Eğitimin en önemli amaçlarından birisi de “kültürümüzü yeni nesle aktarmaktır.” Milli ve dini bayramlar bunun için önemli birer fırsattır. Buna fırsat eğitimi de denir.

 

İnsanın aklı gözündedir ve eğitimde en etkili yöntem görsel olanıdır. Şehirlerimizin kurtuluş günleri öğrenciler için tam bir görsel şölendir. Günlerdir bin bir emekle hazırlanan, her birisi onlarca milli ve manevi mesaj veren bu etkinliklerin öğrencilerden esirgenmesi, ne anlam ifade eder, bunu aklım kavramakta zorlanmaktadır.

 

Göz görür gönül ister.
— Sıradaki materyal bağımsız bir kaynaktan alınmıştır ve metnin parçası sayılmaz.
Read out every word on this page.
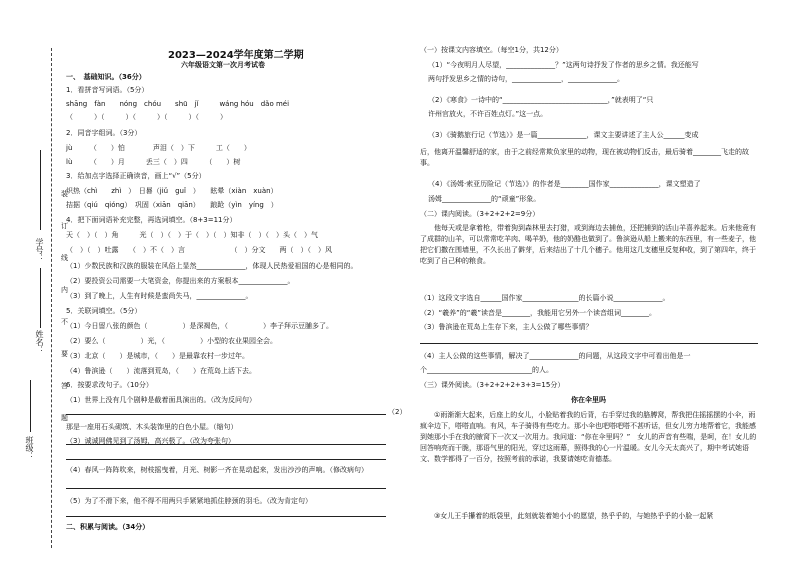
2023—2024学年度第二学期
六年级语文第一次月考试卷
装
订
线
内
不
要
答
题
学号：
姓名：
班级：
一、　基础知识。（36分）
1．看拼音写词语。（5分）
shāng　fàn　　nóng　chóu　　shū　jǐ　　　wáng hóu　dǎo méi
（　　　）（　　　）（　　　）（　　　）（　　　）
2．同音字组词。（3分）
jù　　　（　　）怕　　　　声泪（　）下　　　工（　　）
lù　　　（　　）月　　　丢三（　）四　　　（　　）树
3．给加点字选择正确读音，画上“√”（5分）
炽热（chì　　zhì　）　日晷（jiǔ　guǐ　）　　眩晕（xiàn　xuàn）
拮据（qiú　qióng）　巩固（xiān　qiān）　　踉跄（yìn　yíng　）
4．把下面词语补充完整，再选词填空。（8+3=11分）
天（　）（　）角　　　光（　）（　）于（　）（　）知非（　）（　）头（　）气
（　）（　）吐露　　（　）不（　）言　　　　　　　（　）分文　　两（　）（　）风
（1）少数民族和汉族的服装在风俗上显然______________，体现人民热爱祖国的心是相同的。
（2）要投资公司需要一大笔资金，你提出来的方案根本______________。
（3）到了晚上，人生有时候是蛮尚失马，______________。
5．关联词填空。（5分）
（1）今日留八张的颜色（　　　　　）是深褐色，（　　　　　）李子拜示豆脯多了。
（2）要么（　　　　　）光，（　　　　　）小型的农业果园全会。
（3）北京（　　）是城市，（　　）是最靠农村一步过年。
（4）鲁滨逊（　　）流落到荒岛，（　　）在荒岛上活下去。
6．按要求改句子。（10分）
（1）世界上没有几个剧种是截着面具演出的。（改为反问句）
（2）
那是一座用石头砌筑、木头装饰里的白色小屋。（缩句）
（3）诚诚网佛见到了汤姆，高兴极了。（改为夸张句）
（4）春风一阵阵吹来，树枝摇曳着，月光、树影一齐在晃动起来，发出沙沙的声响。（修改病句）
（5）为了不滑下来，他不得不用两只手紧紧地抓住脖颈的羽毛。（改为肯定句）
二、积累与阅读。（34分）
（一）按课文内容填空。（每空1分，共12分）
（1）“今夜明月人尽望，______________？”这两句诗抒发了作者的思乡之情。我还能写
两句抒发思乡之情的诗句，______________，______________。
（2）《寒食》一诗中的“______________________________，”就表明了“只
许州官放火，不许百姓点灯。”这一点。
（3）《骑鹅旅行记（节选）》是一篇______________，课文主要讲述了主人公______变成
后，他离开温馨舒适的家，由于之前经常欺负家里的动物，现在被动物们反击，最后骑着________飞走的故事。
（4）《汤姆·索亚历险记（节选）》的作者是________国作家______________，课文塑造了
汤姆______________的“顽童”形象。
（二）课内阅读。（3+2+2+2=9分）
他每天或是拿着枪，带着狗到森林里去打猎，或到海边去捕鱼，还把捕到的活山羊喜养起来。后来他竟有了成群的山羊，可以常常吃羊肉、喝羊奶，他的奶酪也做到了。鲁滨逊从船上搬来的东西里，有一些麦子，他把它们撒在围墙里，不久长出了僻芽，后来结出了十几个穗子。他用这几支穗里反复种收，到了第四年，终于吃到了自己种的粮食。
（1）这段文字选自______国作家________________的长篇小说______________。
（2）“羲养”的“羲”读音是________，我能用它另外一个读音组词________。
（3）鲁滨逊在荒岛上生存下来，主人公做了哪些事情？
（4）主人公做的这些事情，解决了______________的问题，从这段文字中可看出他是一
个______________________________的人。
（三）课外阅读。（3+2+2+2+3+3=15分）
你在伞里吗
①雨渐渐大起来，后座上的女儿，小脸贴着我的后背，右手穿过我的胳膊窝，帮我把住摇摇摆的小伞，雨疯伞边下，嗒嗒直响。有风，车子骑得有些吃力。那小伞也吧嗒吧嗒不甚听话，但女儿穷力地帮着它，我能感到她那小手在我的腋窝下一次又一次用力。我问道：“你在伞里吗？”　女儿的声音有些喘，是呵，在！女儿的回答响亮而干脆，那语气里的阳光，穿过这雨幕，照得我的心一片温暖。女儿今天太高兴了，期中考试她语文、数学都得了一百分，按照考前的承诺，我要请她吃肯德基。
③女儿王手攥着的纸袋里，此刻就装着她小小的愿望，热乎乎的，与她热乎乎的小脸一起紧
Gözden ırak olan gönülden de ırak olur. Büyüklerimiz bayram yaparken çocuklarımız sınıflara hapsedildi. Milli Eğitim bakanımız buna ne der, bilinmez. Ama Kahramanmaraş tarihinde bir ilk yaşandı. Kurtuluş bayramında okullar tatil edilmedi. Öğrenciler sınıfa hapsedildi.

 

Onlar pencerelerden bayramı görmeye çalıştı. Bir kısmı okulu kırdı. Bayrama koştu. Diğerleri de okulda melül mahzun kaldı. Öğrenciler o gün bayram psikolojisindeydi. Sınıflarda şeklen ders işlense de onların ruhu, aklı, bedeni bayram yerindeki milli coşkudaydı.Dua ve niyazları gelecek yıla kaldı öğrencilerin.

 

Bundan sonra milli bayramlarda tatil olmayacak mı? Bayram günleri çalışmak ise bayramın bayram olduğunu şüpheye düşürür. Çocuklarımızın bayramlardan dışlanması anne-baba olarak bizi üzmüştür.